Michael Scott | November 8, 2017
Dash For The Donuts, Dani
COLUMN
It’s Marquez’s fault really. Like most things in racing—good and bad. But among his victims, count his teammate in the forefront.
Not just because Marquez reliably has the beating of Dani Pedrosa, because actually he doesn’t. Not every time. At Jerez Dani beat him by six seconds, just the once, this year. There was a reason. It was baking hot, on a quirky low-grip track. Conditions in which, all of a sudden, Dani becomes quite unbeatable.
Sadly, the direct opposite is also true. Make it cold and wet, or even just cold, and Pedrosa is a thing of the past. Down with the backmarkers. The difference is absolutely weird.
Yet apparently easily explained. To control, Michelins need to be brought up to working temperature, and to do this, the riders have to bully them, subject them to some solid abuse. In other words, throw their weight around.
There lies the root of Dani’s problem. He hasn’t got enough of it.
All this is literally true, not the product of imagination or a typical rider’s equipment-blaming excuse. Tire temperature sensors and lap-time monitors combine to prove the point; other data backs it all up. It’s a cut-and-dried case. Dani gets the front slides and wheelspin to prove he’s trying, and at the same time they prove he is failing.
But can it really be that simple?
Marquez is riding effectively the same bike, give or take some preferences in chassis geometry and suspension settings.
And Marquez isn’t that much bigger. Turn to the official Dorna stats, and you see it is only a matter of 17-plus pounds: 112 to 130 pounds for Marc; and even less in terms of height: 5’2” to 5’5”. Surely not enough to be the difference between night and day. Especially when you think that Scott Redding weighs 172 pounds and is 6’1” tall—now that is an enormous difference.

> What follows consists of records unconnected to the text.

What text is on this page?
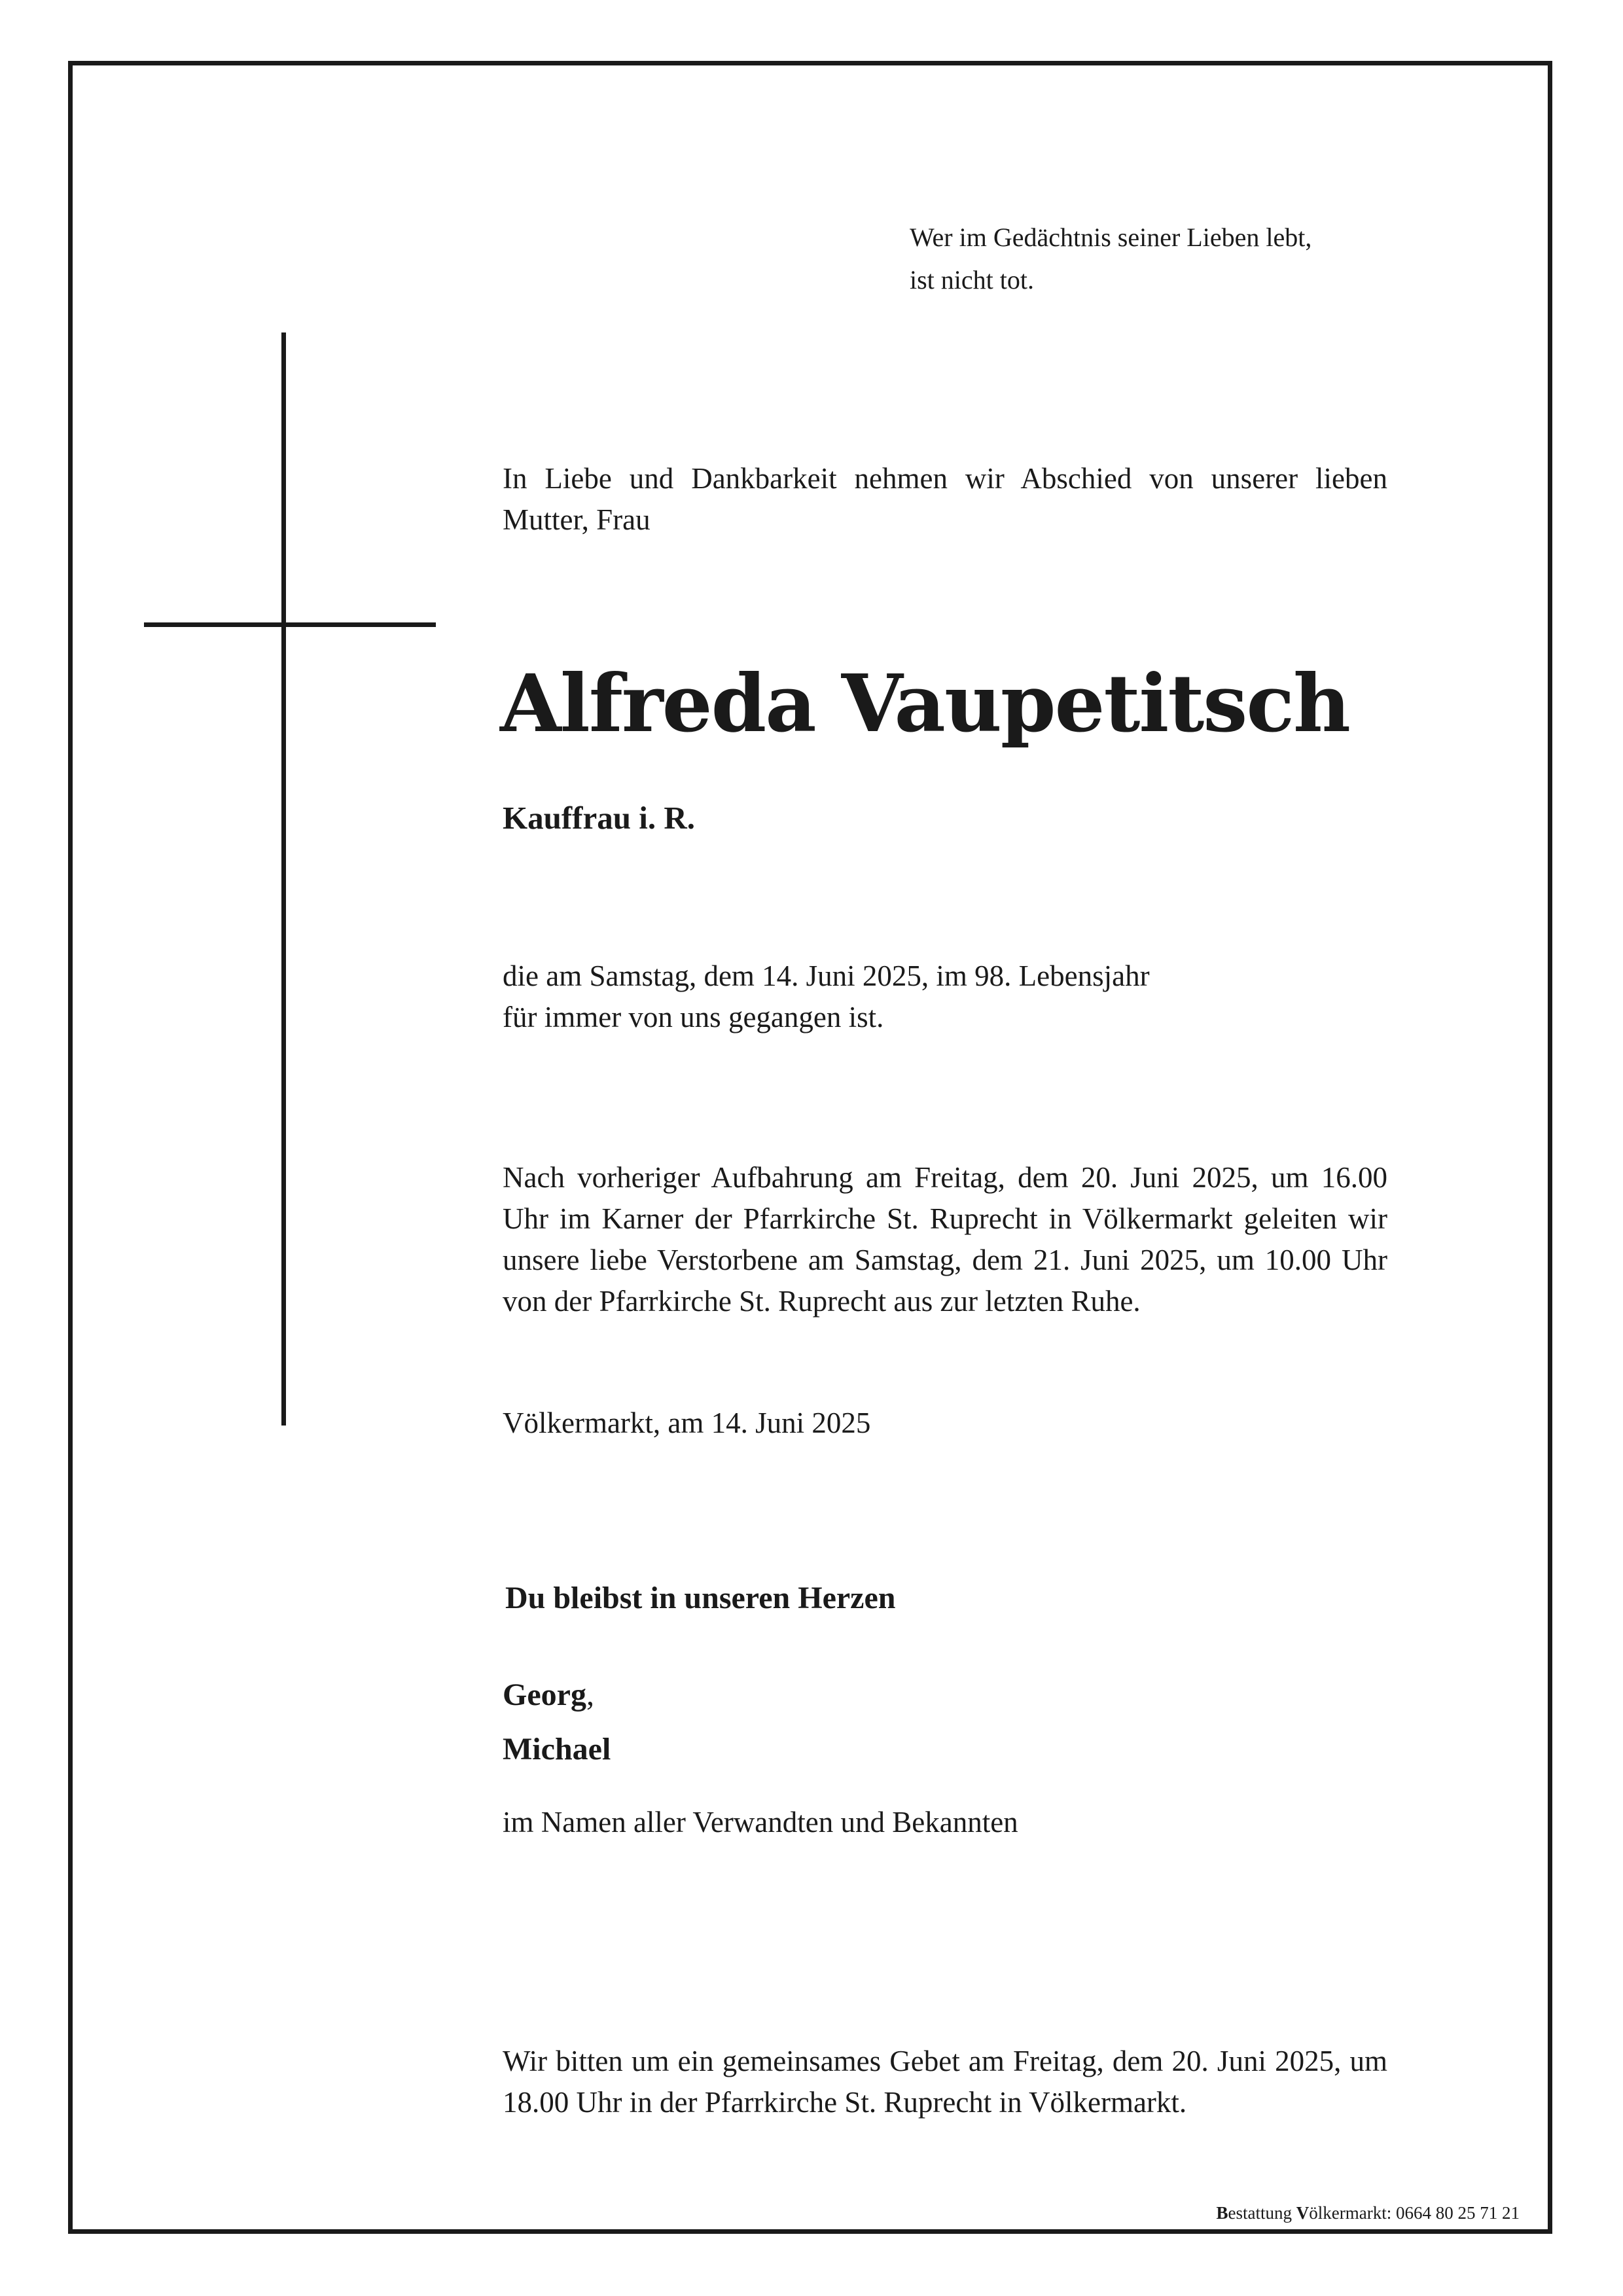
Wer im Gedächtnis seiner Lieben lebt,
ist nicht tot.
In Liebe und Dankbarkeit nehmen wir Abschied von unserer lieben Mutter, Frau
Alfreda Vaupetitsch
Kauffrau i. R.
die am Samstag, dem 14. Juni 2025, im 98. Lebensjahr
für immer von uns gegangen ist.
Nach vorheriger Aufbahrung am Freitag, dem 20. Juni 2025, um 16.00 Uhr im Karner der Pfarrkirche St. Ruprecht in Völkermarkt geleiten wir unsere liebe Verstorbene am Samstag, dem 21. Juni 2025, um 10.00 Uhr von der Pfarrkirche St. Ruprecht aus zur letzten Ruhe.
Völkermarkt, am 14. Juni 2025
Du bleibst in unseren Herzen
Georg,
Michael
im Namen aller Verwandten und Bekannten
Wir bitten um ein gemeinsames Gebet am Freitag, dem 20. Juni 2025, um 18.00 Uhr in der Pfarrkirche St. Ruprecht in Völkermarkt.
Bestattung Völkermarkt: 0664 80 25 71 21
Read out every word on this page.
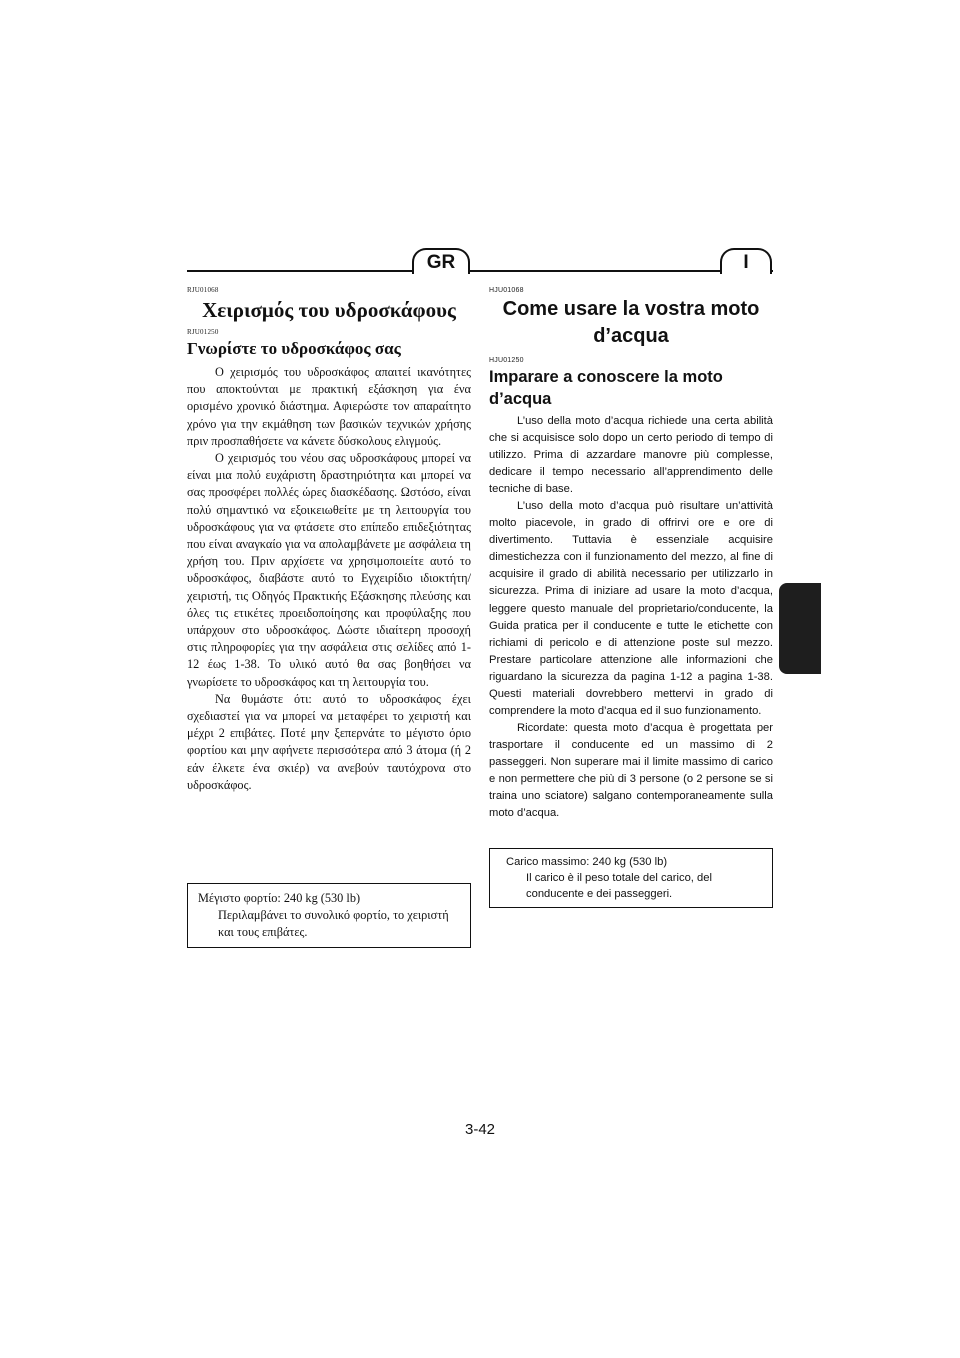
GR	I
RJU01068
Χειρισμός του υδροσκάφους
RJU01250
Γνωρίστε το υδροσκάφος σας

Ο χειρισμός του υδροσκάφος απαιτεί ικανότητες που αποκτούνται με πρακτική εξάσκηση για ένα ορισμένο χρονικό διάστημα. Αφιερώστε τον απαραίτητο χρόνο για την εκμάθηση των βασικών τεχνικών χρήσης πριν προσπαθήσετε να κάνετε δύσκολους ελιγμούς.

Ο χειρισμός του νέου σας υδροσκάφους μπορεί να είναι μια πολύ ευχάριστη δραστηριότητα και μπορεί να σας προσφέρει πολλές ώρες διασκέδασης. Ωστόσο, είναι πολύ σημαντικό να εξοικειωθείτε με τη λειτουργία του υδροσκάφους για να φτάσετε στο επίπεδο επιδεξιότητας που είναι αναγκαίο για να απολαμβάνετε με ασφάλεια τη χρήση του. Πριν αρχίσετε να χρησιμοποιείτε αυτό το υδροσκάφος, διαβάστε αυτό το Εγχειρίδιο ιδιοκτήτη/χειριστή, τις Οδηγός Πρακτικής Εξάσκησης πλεύσης και όλες τις ετικέτες προειδοποίησης και προφύλαξης που υπάρχουν στο υδροσκάφος. Δώστε ιδιαίτερη προσοχή στις πληροφορίες για την ασφάλεια στις σελίδες από 1-12 έως 1-38. Το υλικό αυτό θα σας βοηθήσει να γνωρίσετε το υδροσκάφος και τη λειτουργία του.

Να θυμάστε ότι: αυτό το υδροσκάφος έχει σχεδιαστεί για να μπορεί να μεταφέρει το χειριστή και μέχρι 2 επιβάτες. Ποτέ μην ξεπερνάτε το μέγιστο όριο φορτίου και μην αφήνετε περισσότερα από 3 άτομα (ή 2 εάν έλκετε ένα σκιέρ) να ανεβούν ταυτόχρονα στο υδροσκάφος.

Μέγιστο φορτίο: 240 kg (530 lb)
Περιλαμβάνει το συνολικό φορτίο, το χειριστή και τους επιβάτες.
HJU01068
Come usare la vostra moto d’acqua
HJU01250
Imparare a conoscere la moto d’acqua

L’uso della moto d’acqua richiede una certa abilità che si acquisisce solo dopo un certo periodo di tempo di utilizzo. Prima di azzardare manovre più complesse, dedicare il tempo necessario all’apprendimento delle tecniche di base.

L’uso della moto d’acqua può risultare un’attività molto piacevole, in grado di offrirvi ore e ore di divertimento. Tuttavia è essenziale acquisire dimestichezza con il funzionamento del mezzo, al fine di acquisire il grado di abilità necessario per utilizzarlo in sicurezza. Prima di iniziare ad usare la moto d’acqua, leggere questo manuale del proprietario/conducente, la Guida pratica per il conducente e tutte le etichette con richiami di pericolo e di attenzione poste sul mezzo. Prestare particolare attenzione alle informazioni che riguardano la sicurezza da pagina 1-12 a pagina 1-38. Questi materiali dovrebbero mettervi in grado di comprendere la moto d’acqua ed il suo funzionamento.

Ricordate: questa moto d’acqua è progettata per trasportare il conducente ed un massimo di 2 passeggeri. Non superare mai il limite massimo di carico e non permettere che più di 3 persone (o 2 persone se si traina uno sciatore) salgano contemporaneamente sulla moto d’acqua.

Carico massimo: 240 kg (530 lb)
Il carico è il peso totale del carico, del conducente e dei passeggeri.
3-42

Perhaps it illustrates a point that frequently strikes me: that the margins between success and failure at this level can be very small.
And yet, the margin in wet results between the two is huge. Marquez was third in the cold and rain at Assen, five seconds behind winner Rossi. Dani was 13th, more than another minute away.
In wet practice last time out at Sepang, Marc was second-fastest, half a second behind leader Dovizioso; Pedrosa was 18th, almost five seconds down. No wonder he was pleased to have managed fifth in the race, albeit half-a-minute behind the leader. This for a man who won at Sepang in the wet in 2012.
No. Clearly there is something else that makes the difference this year, and while it is the tires, Dani’s inability to make them work cuts deeper than avoirdupois. It is a matter of riding style, and Pedrosa has been ambushed with the inability or perhaps unwillingness to change his way of riding.
Have a little sympathy here. He’s 32 years old, which in riding terms means you are likely to be somewhat set in your ways. And the teammate whose style does work (aged 24) is an exceptional case. Actually, that’s putting it a bit mildly. He’s a boy genius who has matured into a masterpiece.
The difference is easy to see. Deceptively Dani is also a point-and-squirt rider, hustling in under the brakes for a relatively slow midcorner speed, then picking the bike up onto the fatter part of the tire and firing it out. The Honda demands to be ridden that way. But Dani does it all so smoothly that you can’t really see the transitions.
Marquez has the same approach, but exaggerated with ultra-violence. Leaping around on the bike, punishing the front and skittering the back sideways, nobody could accuse him of being smooth. But if that’s what it takes to get the tires to work, that sure is what he does.
Is it too much to ask for Dani to do the same?
It’s hard to say so, because Dani’s not just a great rider but also a refreshingly matter-of-fact personality in a world of inflated egos and showboating superstars.
Lorenzo, aged 30, has made notable progress this year in switching from Yamaha to the very different Ducati. He was nine years on the Japanese bike, which suited his smooth, high-corner-speed style. In his words, he’s had to “learn a new language.” But he’s now fluent enough to lead races, and to be a serious threat for next year.
And Rossi was older than 32 when he forced himself to learn new ways of riding, so as to be competitive with the young generation. He’s changed his whole approach.
It seems that nowadays, that’s what you have to do, to deserve a top factory bike.